New post from missionary Erin Mackenzie
Posted: 29 Mar 2020 05:58 PM PDT
On the first day of sheltering in place, my true love gave to me…one mask required to shop at Bravo (one of Santiago’s grocery store chains). Nacional, where I usually go, is taking temperatures before letting people in. (I’m still going strong with what I stocked up on, so all of this is through social media or the grapevine!)
On the second day of sheltering in place, my true love gave to me…two Netflix parties (Descendants 2 and Tangled).
On the fourth day of sheltering in place, my true love gave to me…four fact sheets compiled by LAC’s two nurses, in conjunction with two other missionary nurses serving in Africa. They are fact-checking machines doing their best to make sure we don’t believe everything we hear or read.
On the fifth day of sheltering in place, my true love gave to me…five chapters of Heidi Goehmann’s Casting Stones study completed with my Friday Play Group. Your LAC missionaries did know what Zoom was before this all started, and used it regularly, so little has changed about my weekly chat with six other missionary women, other than we’ve started spending basically the first half of our time together sharing the joys and struggles of these uncertain times we’re living.
On the sixth day of sheltering in place, my true love gave to me…six feet of social distancing required at all times. Daily #coronastyle walks continue (and occasionally, #coronastyle happy hours), but it’s increasingly hard not to hug and love on the adorable missionary kids we encounter or stop by to visit!
On the seventh day of sheltering in place, my true love gave to me…seven Pinterest recipes tried. #quarantinecuisine is a thing, y’all. Pictured is tonight’s dinner.
On the eighth day of sheltering in place, my true love gave to me…eight hundreds of active COVID-19 cases in the DR (859, to be exact). And counting…
On the ninth day of sheltering in place, my true love gave to me…nine short-term teams cancelled. This does not mean a) that the leaders or participants on said teams fall off the face of the planet; or b) that I’m bored! The other short-term team coordinators and I have been meeting more regularly than normal to tackle some timely projects, like a series of debrief emails for teams that experience a cancellation for whatever reason. The first acknowledges the sadness, anger, relief, and more that team members may be experiencing; reminds them that we’re feeling all of that, too; points out that they don’t have to travel internationally to serve their neighbor; and lets them know we’re praying for them. However, since I won’t be hosting any teams on the ground until at least July, I’ll be contributing to regional and DR-specific efforts in other ways by broadening the definition of volunteer. Those who “volunteer” their time and resources to support the Church’s work by attending biannual partnership meetings and making sacrificial gifts are equally critical in the body of Christ as those who form traditional volunteer mission teams. I’ll be assisting LAC’s Area Facilitators in transitioning upcoming partnership meetings to Zoom and drafting project write-ups that succinctly tell the story of God at work through my colleagues and I.

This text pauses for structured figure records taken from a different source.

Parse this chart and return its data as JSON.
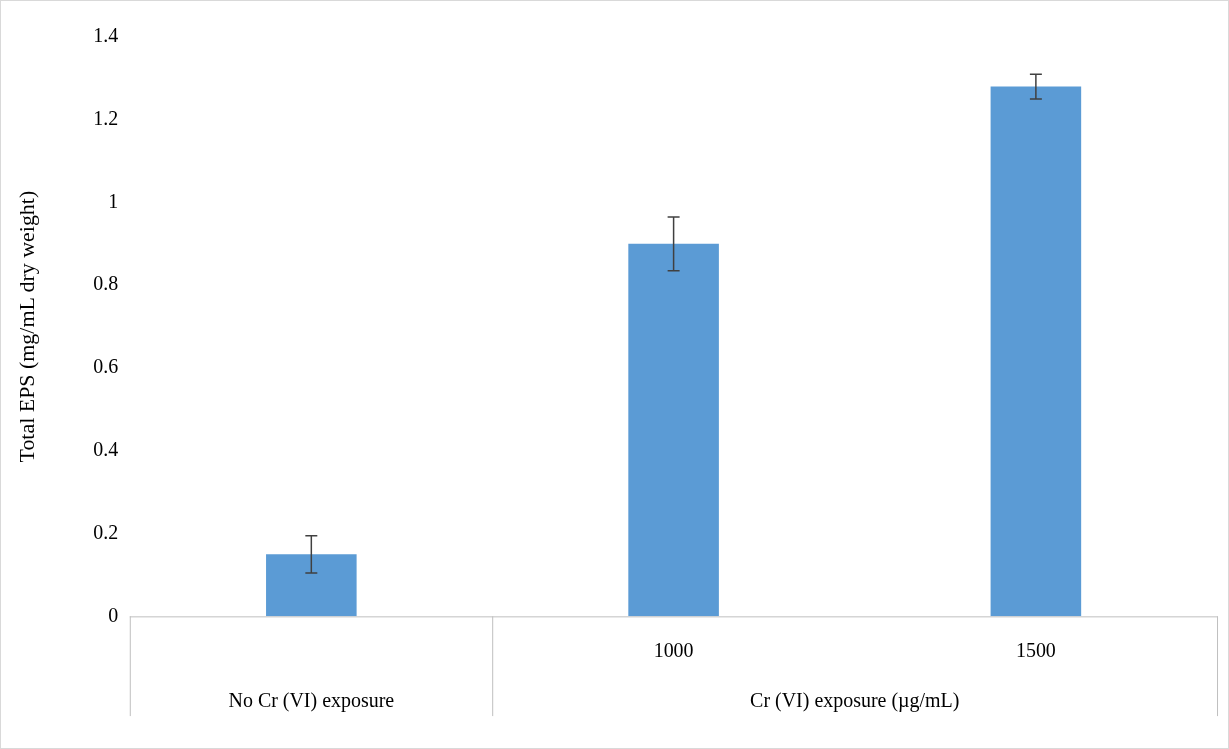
{
  "chart_data": {
    "type": "bar",
    "ylabel": "Total EPS (mg/mL dry weight)",
    "categories": [
      null,
      "1000",
      "1500"
    ],
    "values": [
      0.15,
      0.9,
      1.28
    ],
    "errors": [
      0.045,
      0.065,
      0.03
    ],
    "color": "#5b9bd5",
    "ylim": [
      0,
      1.4
    ],
    "yticks": [
      0,
      0.2,
      0.4,
      0.6,
      0.8,
      1,
      1.2,
      1.4
    ],
    "grid": false,
    "legend": false,
    "annotations": [
      "No Cr (VI) exposure",
      "Cr (VI) exposure (µg/mL)"
    ]
  }
}
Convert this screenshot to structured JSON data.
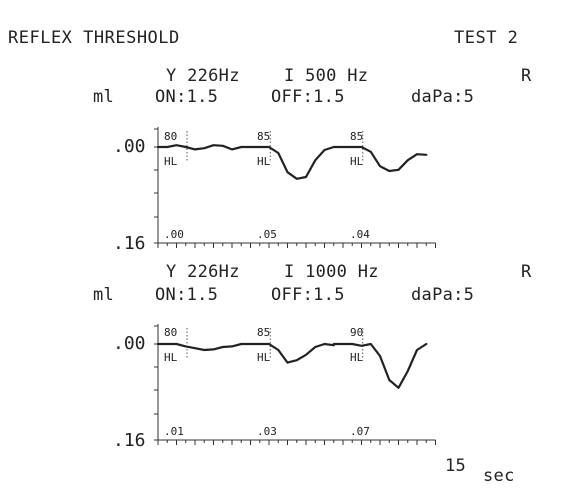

On the tenth day of sheltering in place, my true love gave to me…ten LAC countries in which there are safe and healthy North American and alliance missionaries working diligently and creatively to keep members’ eyes fixed on Jesus. Our human care circle checks in with them and their families on a regular basis, making sure mental, physical, spiritual, and emotional needs are met.

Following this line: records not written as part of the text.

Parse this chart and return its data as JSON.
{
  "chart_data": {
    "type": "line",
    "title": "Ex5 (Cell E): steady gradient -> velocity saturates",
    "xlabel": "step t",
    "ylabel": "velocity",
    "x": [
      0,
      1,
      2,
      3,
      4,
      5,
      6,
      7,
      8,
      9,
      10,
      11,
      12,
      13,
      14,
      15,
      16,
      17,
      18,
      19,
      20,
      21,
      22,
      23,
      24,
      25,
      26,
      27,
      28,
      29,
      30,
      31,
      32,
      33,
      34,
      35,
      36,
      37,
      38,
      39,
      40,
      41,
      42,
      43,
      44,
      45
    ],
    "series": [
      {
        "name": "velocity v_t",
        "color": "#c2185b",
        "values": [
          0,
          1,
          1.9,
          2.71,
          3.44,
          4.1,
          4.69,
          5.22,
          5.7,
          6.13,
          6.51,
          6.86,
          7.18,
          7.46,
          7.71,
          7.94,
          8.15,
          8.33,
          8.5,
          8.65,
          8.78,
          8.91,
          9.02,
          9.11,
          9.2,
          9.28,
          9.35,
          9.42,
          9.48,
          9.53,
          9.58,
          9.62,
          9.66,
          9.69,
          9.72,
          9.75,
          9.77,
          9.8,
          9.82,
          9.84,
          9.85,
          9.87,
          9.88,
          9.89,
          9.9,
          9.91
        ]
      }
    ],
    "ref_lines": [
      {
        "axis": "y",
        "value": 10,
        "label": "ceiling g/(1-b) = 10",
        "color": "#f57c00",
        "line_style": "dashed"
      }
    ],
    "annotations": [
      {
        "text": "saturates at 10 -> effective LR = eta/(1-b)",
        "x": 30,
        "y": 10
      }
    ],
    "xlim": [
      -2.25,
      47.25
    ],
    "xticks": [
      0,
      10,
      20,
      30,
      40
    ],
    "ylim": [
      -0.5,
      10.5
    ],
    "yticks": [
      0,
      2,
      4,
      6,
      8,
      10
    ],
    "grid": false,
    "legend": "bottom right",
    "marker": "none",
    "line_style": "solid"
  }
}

On the eleventh day of sheltering in place, my true love gave to me…eleven hours we’re allowed to be outside our homes. As of Friday, the president of the DR bumped the start of curfew up from 8 pm to 5 pm. Essential business are closing at 3:30 to accommodate, since authorities can and will arrest those out past the hour.

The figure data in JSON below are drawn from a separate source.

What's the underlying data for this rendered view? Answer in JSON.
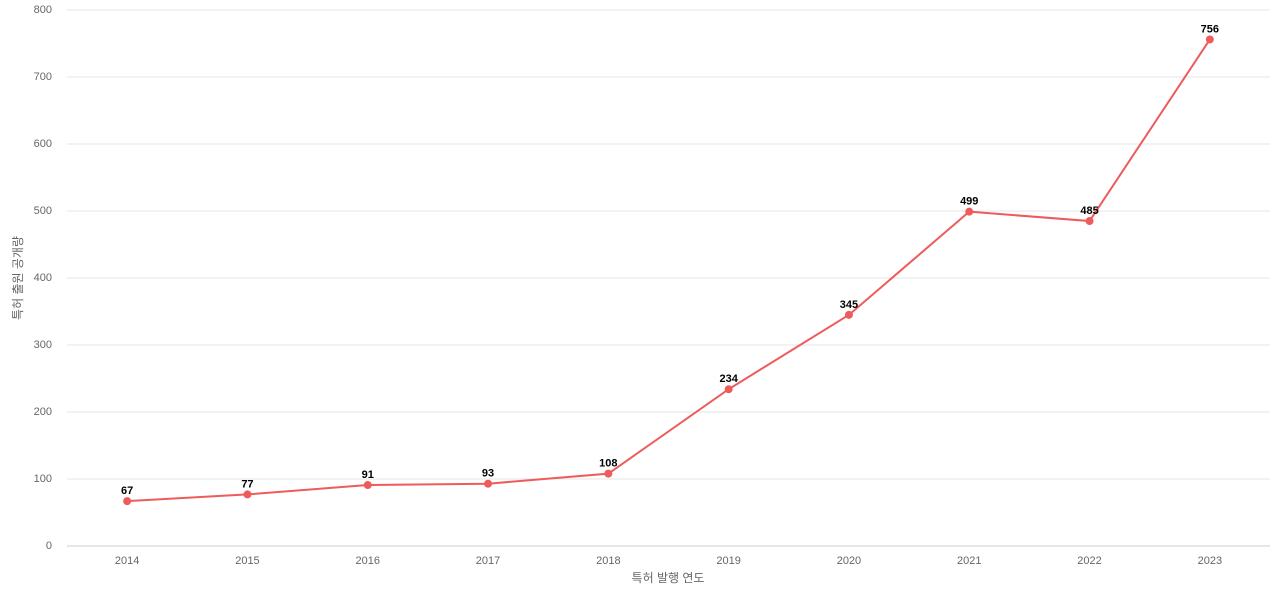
{
  "chart_data": {
    "type": "line",
    "x_label": "특허 발행 연도",
    "y_label": "특허 출원 공개량",
    "categories": [
      "2014",
      "2015",
      "2016",
      "2017",
      "2018",
      "2019",
      "2020",
      "2021",
      "2022",
      "2023"
    ],
    "values": [
      67,
      77,
      91,
      93,
      108,
      234,
      345,
      499,
      485,
      756
    ],
    "color": "#ee5b5b",
    "ylim": [
      0,
      800
    ],
    "yticks": [
      0,
      100,
      200,
      300,
      400,
      500,
      600,
      700,
      800
    ],
    "grid": true
  }
}
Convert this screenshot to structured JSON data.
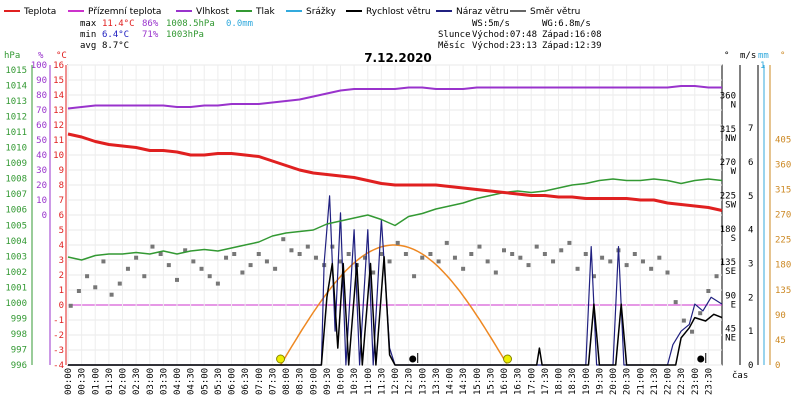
{
  "chart_data": {
    "type": "line",
    "title": "7.12.2020",
    "legend": [
      {
        "label": "Teplota",
        "color": "#e02020"
      },
      {
        "label": "Přízemní teplota",
        "color": "#cc33cc"
      },
      {
        "label": "Vlhkost",
        "color": "#9933cc"
      },
      {
        "label": "Tlak",
        "color": "#339933"
      },
      {
        "label": "Srážky",
        "color": "#33aadd"
      },
      {
        "label": "Rychlost větru",
        "color": "#000000"
      },
      {
        "label": "Náraz větru",
        "color": "#202080"
      },
      {
        "label": "Směr větru",
        "color": "#666666"
      }
    ],
    "stats": {
      "max_label": "max",
      "min_label": "min",
      "avg_label": "avg",
      "max_temp": "11.4°C",
      "max_hum": "86%",
      "max_press": "1008.5hPa",
      "max_rain": "0.0mm",
      "min_temp": "6.4°C",
      "min_hum": "71%",
      "min_press": "1003hPa",
      "avg_temp": "8.7°C",
      "ws": "WS:5m/s",
      "wg": "WG:6.8m/s",
      "slunce": "Slunce",
      "mesic": "Měsíc",
      "sun_rise": "Východ:07:48",
      "sun_set": "Západ:16:08",
      "moon_rise": "Východ:23:13",
      "moon_set": "Západ:12:39"
    },
    "axes": {
      "hpa_label": "hPa",
      "pct_label": "%",
      "degc_label": "°C",
      "deg_label": "°",
      "ms_label": "m/s",
      "mm_label": "mm",
      "deg2_label": "°",
      "time_label": "čas",
      "hpa_ticks": [
        "1015",
        "1014",
        "1013",
        "1012",
        "1011",
        "1010",
        "1009",
        "1008",
        "1007",
        "1006",
        "1005",
        "1004",
        "1003",
        "1002",
        "1001",
        "1000",
        "999",
        "998",
        "997",
        "996"
      ],
      "pct_ticks": [
        "100",
        "90",
        "80",
        "70",
        "60",
        "50",
        "40",
        "30",
        "20",
        "10",
        "0",
        "",
        "",
        "",
        "",
        "",
        "",
        "",
        "",
        ""
      ],
      "c_ticks": [
        "16",
        "15",
        "14",
        "13",
        "12",
        "11",
        "10",
        "9",
        "8",
        "7",
        "6",
        "5",
        "4",
        "3",
        "2",
        "1",
        "0",
        "-1",
        "-2",
        "-3",
        "-4"
      ],
      "dir_ticks": [
        {
          "v": 360,
          "t1": "360",
          "t2": "N"
        },
        {
          "v": 315,
          "t1": "315",
          "t2": "NW"
        },
        {
          "v": 270,
          "t1": "270",
          "t2": "W"
        },
        {
          "v": 225,
          "t1": "225",
          "t2": "SW"
        },
        {
          "v": 180,
          "t1": "180",
          "t2": "S"
        },
        {
          "v": 135,
          "t1": "135",
          "t2": "SE"
        },
        {
          "v": 90,
          "t1": "90",
          "t2": "E"
        },
        {
          "v": 45,
          "t1": "45",
          "t2": "NE"
        }
      ],
      "ms_ticks": [
        "7",
        "6",
        "5",
        "4",
        "3",
        "2",
        "1",
        "0"
      ],
      "mm_ticks": [
        "1"
      ],
      "deg2_ticks": [
        "405",
        "360",
        "315",
        "270",
        "225",
        "180",
        "135",
        "90",
        "45",
        "0"
      ],
      "time_ticks": [
        "00:00",
        "00:30",
        "01:00",
        "01:30",
        "02:00",
        "02:30",
        "03:00",
        "03:30",
        "04:00",
        "04:30",
        "05:00",
        "05:30",
        "06:00",
        "06:30",
        "07:00",
        "07:30",
        "08:00",
        "08:30",
        "09:00",
        "09:30",
        "10:00",
        "10:30",
        "11:00",
        "11:30",
        "12:00",
        "12:30",
        "13:00",
        "13:30",
        "14:00",
        "14:30",
        "15:00",
        "15:30",
        "16:00",
        "16:30",
        "17:00",
        "17:30",
        "18:00",
        "18:30",
        "19:00",
        "19:30",
        "20:00",
        "20:30",
        "21:00",
        "21:30",
        "22:00",
        "22:30",
        "23:00",
        "23:30"
      ]
    },
    "x_unit": "hours",
    "temperature": [
      [
        0,
        11.4
      ],
      [
        0.5,
        11.2
      ],
      [
        1,
        10.9
      ],
      [
        1.5,
        10.7
      ],
      [
        2,
        10.6
      ],
      [
        2.5,
        10.5
      ],
      [
        3,
        10.3
      ],
      [
        3.5,
        10.3
      ],
      [
        4,
        10.2
      ],
      [
        4.5,
        10.0
      ],
      [
        5,
        10.0
      ],
      [
        5.5,
        10.1
      ],
      [
        6,
        10.1
      ],
      [
        6.5,
        10.0
      ],
      [
        7,
        9.9
      ],
      [
        7.5,
        9.6
      ],
      [
        8,
        9.3
      ],
      [
        8.5,
        9.0
      ],
      [
        9,
        8.8
      ],
      [
        9.5,
        8.7
      ],
      [
        10,
        8.6
      ],
      [
        10.5,
        8.5
      ],
      [
        11,
        8.3
      ],
      [
        11.5,
        8.1
      ],
      [
        12,
        8.0
      ],
      [
        12.5,
        8.0
      ],
      [
        13,
        8.0
      ],
      [
        13.5,
        8.0
      ],
      [
        14,
        7.9
      ],
      [
        14.5,
        7.8
      ],
      [
        15,
        7.7
      ],
      [
        15.5,
        7.6
      ],
      [
        16,
        7.5
      ],
      [
        16.5,
        7.4
      ],
      [
        17,
        7.3
      ],
      [
        17.5,
        7.3
      ],
      [
        18,
        7.2
      ],
      [
        18.5,
        7.2
      ],
      [
        19,
        7.1
      ],
      [
        19.5,
        7.1
      ],
      [
        20,
        7.1
      ],
      [
        20.5,
        7.1
      ],
      [
        21,
        7.0
      ],
      [
        21.5,
        7.0
      ],
      [
        22,
        6.8
      ],
      [
        22.5,
        6.7
      ],
      [
        23,
        6.6
      ],
      [
        23.5,
        6.5
      ],
      [
        24,
        6.3
      ]
    ],
    "humidity": [
      [
        0,
        71
      ],
      [
        0.5,
        72
      ],
      [
        1,
        73
      ],
      [
        1.5,
        73
      ],
      [
        2,
        73
      ],
      [
        2.5,
        73
      ],
      [
        3,
        73
      ],
      [
        3.5,
        73
      ],
      [
        4,
        72
      ],
      [
        4.5,
        72
      ],
      [
        5,
        73
      ],
      [
        5.5,
        73
      ],
      [
        6,
        74
      ],
      [
        6.5,
        74
      ],
      [
        7,
        74
      ],
      [
        7.5,
        75
      ],
      [
        8,
        76
      ],
      [
        8.5,
        77
      ],
      [
        9,
        79
      ],
      [
        9.5,
        81
      ],
      [
        10,
        83
      ],
      [
        10.5,
        84
      ],
      [
        11,
        84
      ],
      [
        11.5,
        84
      ],
      [
        12,
        84
      ],
      [
        12.5,
        85
      ],
      [
        13,
        85
      ],
      [
        13.5,
        84
      ],
      [
        14,
        84
      ],
      [
        14.5,
        84
      ],
      [
        15,
        85
      ],
      [
        15.5,
        85
      ],
      [
        16,
        85
      ],
      [
        16.5,
        85
      ],
      [
        17,
        85
      ],
      [
        17.5,
        85
      ],
      [
        18,
        85
      ],
      [
        18.5,
        85
      ],
      [
        19,
        85
      ],
      [
        19.5,
        85
      ],
      [
        20,
        85
      ],
      [
        20.5,
        85
      ],
      [
        21,
        85
      ],
      [
        21.5,
        85
      ],
      [
        22,
        85
      ],
      [
        22.5,
        86
      ],
      [
        23,
        86
      ],
      [
        23.5,
        85
      ],
      [
        24,
        85
      ]
    ],
    "pressure": [
      [
        0,
        1003.2
      ],
      [
        0.5,
        1003.0
      ],
      [
        1,
        1003.3
      ],
      [
        1.5,
        1003.4
      ],
      [
        2,
        1003.4
      ],
      [
        2.5,
        1003.5
      ],
      [
        3,
        1003.4
      ],
      [
        3.5,
        1003.6
      ],
      [
        4,
        1003.4
      ],
      [
        4.5,
        1003.6
      ],
      [
        5,
        1003.7
      ],
      [
        5.5,
        1003.6
      ],
      [
        6,
        1003.8
      ],
      [
        6.5,
        1004.0
      ],
      [
        7,
        1004.2
      ],
      [
        7.5,
        1004.6
      ],
      [
        8,
        1004.8
      ],
      [
        8.5,
        1004.9
      ],
      [
        9,
        1005.0
      ],
      [
        9.5,
        1005.4
      ],
      [
        10,
        1005.6
      ],
      [
        10.5,
        1005.8
      ],
      [
        11,
        1006.0
      ],
      [
        11.5,
        1005.7
      ],
      [
        12,
        1005.3
      ],
      [
        12.5,
        1005.9
      ],
      [
        13,
        1006.1
      ],
      [
        13.5,
        1006.4
      ],
      [
        14,
        1006.6
      ],
      [
        14.5,
        1006.8
      ],
      [
        15,
        1007.1
      ],
      [
        15.5,
        1007.3
      ],
      [
        16,
        1007.5
      ],
      [
        16.5,
        1007.6
      ],
      [
        17,
        1007.5
      ],
      [
        17.5,
        1007.6
      ],
      [
        18,
        1007.8
      ],
      [
        18.5,
        1008.0
      ],
      [
        19,
        1008.1
      ],
      [
        19.5,
        1008.3
      ],
      [
        20,
        1008.4
      ],
      [
        20.5,
        1008.3
      ],
      [
        21,
        1008.3
      ],
      [
        21.5,
        1008.4
      ],
      [
        22,
        1008.3
      ],
      [
        22.5,
        1008.1
      ],
      [
        23,
        1008.3
      ],
      [
        23.5,
        1008.4
      ],
      [
        24,
        1008.3
      ]
    ],
    "wind_dir": [
      [
        0.1,
        80
      ],
      [
        0.4,
        100
      ],
      [
        0.7,
        120
      ],
      [
        1,
        105
      ],
      [
        1.3,
        140
      ],
      [
        1.6,
        95
      ],
      [
        1.9,
        110
      ],
      [
        2.2,
        130
      ],
      [
        2.5,
        145
      ],
      [
        2.8,
        120
      ],
      [
        3.1,
        160
      ],
      [
        3.4,
        150
      ],
      [
        3.7,
        135
      ],
      [
        4,
        115
      ],
      [
        4.3,
        155
      ],
      [
        4.6,
        140
      ],
      [
        4.9,
        130
      ],
      [
        5.2,
        120
      ],
      [
        5.5,
        110
      ],
      [
        5.8,
        145
      ],
      [
        6.1,
        150
      ],
      [
        6.4,
        125
      ],
      [
        6.7,
        135
      ],
      [
        7,
        150
      ],
      [
        7.3,
        140
      ],
      [
        7.6,
        130
      ],
      [
        7.9,
        170
      ],
      [
        8.2,
        155
      ],
      [
        8.5,
        150
      ],
      [
        8.8,
        160
      ],
      [
        9.1,
        145
      ],
      [
        9.4,
        135
      ],
      [
        9.7,
        160
      ],
      [
        10,
        140
      ],
      [
        10.3,
        150
      ],
      [
        10.6,
        135
      ],
      [
        10.9,
        145
      ],
      [
        11.2,
        125
      ],
      [
        11.5,
        150
      ],
      [
        11.8,
        140
      ],
      [
        12.1,
        165
      ],
      [
        12.4,
        150
      ],
      [
        12.7,
        120
      ],
      [
        13,
        145
      ],
      [
        13.3,
        150
      ],
      [
        13.6,
        140
      ],
      [
        13.9,
        165
      ],
      [
        14.2,
        145
      ],
      [
        14.5,
        130
      ],
      [
        14.8,
        150
      ],
      [
        15.1,
        160
      ],
      [
        15.4,
        140
      ],
      [
        15.7,
        125
      ],
      [
        16,
        155
      ],
      [
        16.3,
        150
      ],
      [
        16.6,
        145
      ],
      [
        16.9,
        135
      ],
      [
        17.2,
        160
      ],
      [
        17.5,
        150
      ],
      [
        17.8,
        140
      ],
      [
        18.1,
        155
      ],
      [
        18.4,
        165
      ],
      [
        18.7,
        130
      ],
      [
        19,
        150
      ],
      [
        19.3,
        120
      ],
      [
        19.6,
        145
      ],
      [
        19.9,
        140
      ],
      [
        20.2,
        155
      ],
      [
        20.5,
        135
      ],
      [
        20.8,
        150
      ],
      [
        21.1,
        140
      ],
      [
        21.4,
        130
      ],
      [
        21.7,
        145
      ],
      [
        22,
        125
      ],
      [
        22.3,
        85
      ],
      [
        22.6,
        60
      ],
      [
        22.9,
        45
      ],
      [
        23.2,
        70
      ],
      [
        23.5,
        100
      ],
      [
        23.8,
        120
      ]
    ],
    "wind_gust": [
      [
        0,
        0
      ],
      [
        9.3,
        0
      ],
      [
        9.4,
        3
      ],
      [
        9.6,
        5
      ],
      [
        9.8,
        1
      ],
      [
        10,
        4.5
      ],
      [
        10.2,
        0
      ],
      [
        10.5,
        4
      ],
      [
        10.7,
        0
      ],
      [
        11,
        4
      ],
      [
        11.2,
        0
      ],
      [
        11.5,
        4.3
      ],
      [
        11.8,
        0.5
      ],
      [
        12,
        0
      ],
      [
        19,
        0
      ],
      [
        19.2,
        3.5
      ],
      [
        19.4,
        0
      ],
      [
        20,
        0
      ],
      [
        20.2,
        3.5
      ],
      [
        20.4,
        0
      ],
      [
        22,
        0
      ],
      [
        22.2,
        0.6
      ],
      [
        22.5,
        1
      ],
      [
        22.8,
        1.2
      ],
      [
        23,
        1.8
      ],
      [
        23.3,
        1.6
      ],
      [
        23.6,
        2
      ],
      [
        24,
        1.8
      ]
    ],
    "wind_speed": [
      [
        0,
        0
      ],
      [
        9.3,
        0
      ],
      [
        9.5,
        2
      ],
      [
        9.7,
        3
      ],
      [
        9.9,
        0.5
      ],
      [
        10.1,
        3
      ],
      [
        10.3,
        0
      ],
      [
        10.6,
        3
      ],
      [
        10.8,
        0
      ],
      [
        11.1,
        3
      ],
      [
        11.3,
        0
      ],
      [
        11.6,
        3.2
      ],
      [
        11.8,
        0.3
      ],
      [
        12,
        0
      ],
      [
        17.2,
        0
      ],
      [
        17.3,
        0.5
      ],
      [
        17.4,
        0
      ],
      [
        19.1,
        0
      ],
      [
        19.3,
        1.8
      ],
      [
        19.5,
        0
      ],
      [
        20.1,
        0
      ],
      [
        20.3,
        1.8
      ],
      [
        20.5,
        0
      ],
      [
        22.3,
        0
      ],
      [
        22.5,
        0.8
      ],
      [
        22.8,
        1.1
      ],
      [
        23,
        1.4
      ],
      [
        23.4,
        1.3
      ],
      [
        23.7,
        1.5
      ],
      [
        24,
        1.4
      ]
    ],
    "sun_elevation": {
      "rise_hour": 7.8,
      "set_hour": 16.13,
      "max_deg": 18
    },
    "sun_markers": [
      7.8,
      16.13
    ],
    "moon_markers": [
      12.65,
      23.22
    ],
    "ylim_temp": [
      -4,
      16
    ],
    "ylim_hum": [
      0,
      100
    ],
    "ylim_press": [
      996,
      1015
    ],
    "ylim_dir": [
      0,
      360
    ],
    "ylim_ms": [
      0,
      7
    ],
    "xlim": [
      0,
      24
    ]
  }
}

On the twelfth day of sheltering in place (today!), my true love gave to me…twelve days of 10,000+ steps. Given that this doesn’t always happen on “normal” days, and that (I think) the botanical garden is closed again, this is saying something. Ever since getting mugged over two months ago, I’ve been intimidated to do much (OK, any) walking around the neighborhood alone. I’m not mad about not having to walk the dreaded half block to my office everyday, but the quiet streets with everyone avoiding one another have been therapeutic. This is the second morning I’ve gone for a solo morning run, and my apprehension at walking a few blocks to meet up with someone or pick someone up for a #coronastyle walk (see the sixth day) is diminishing.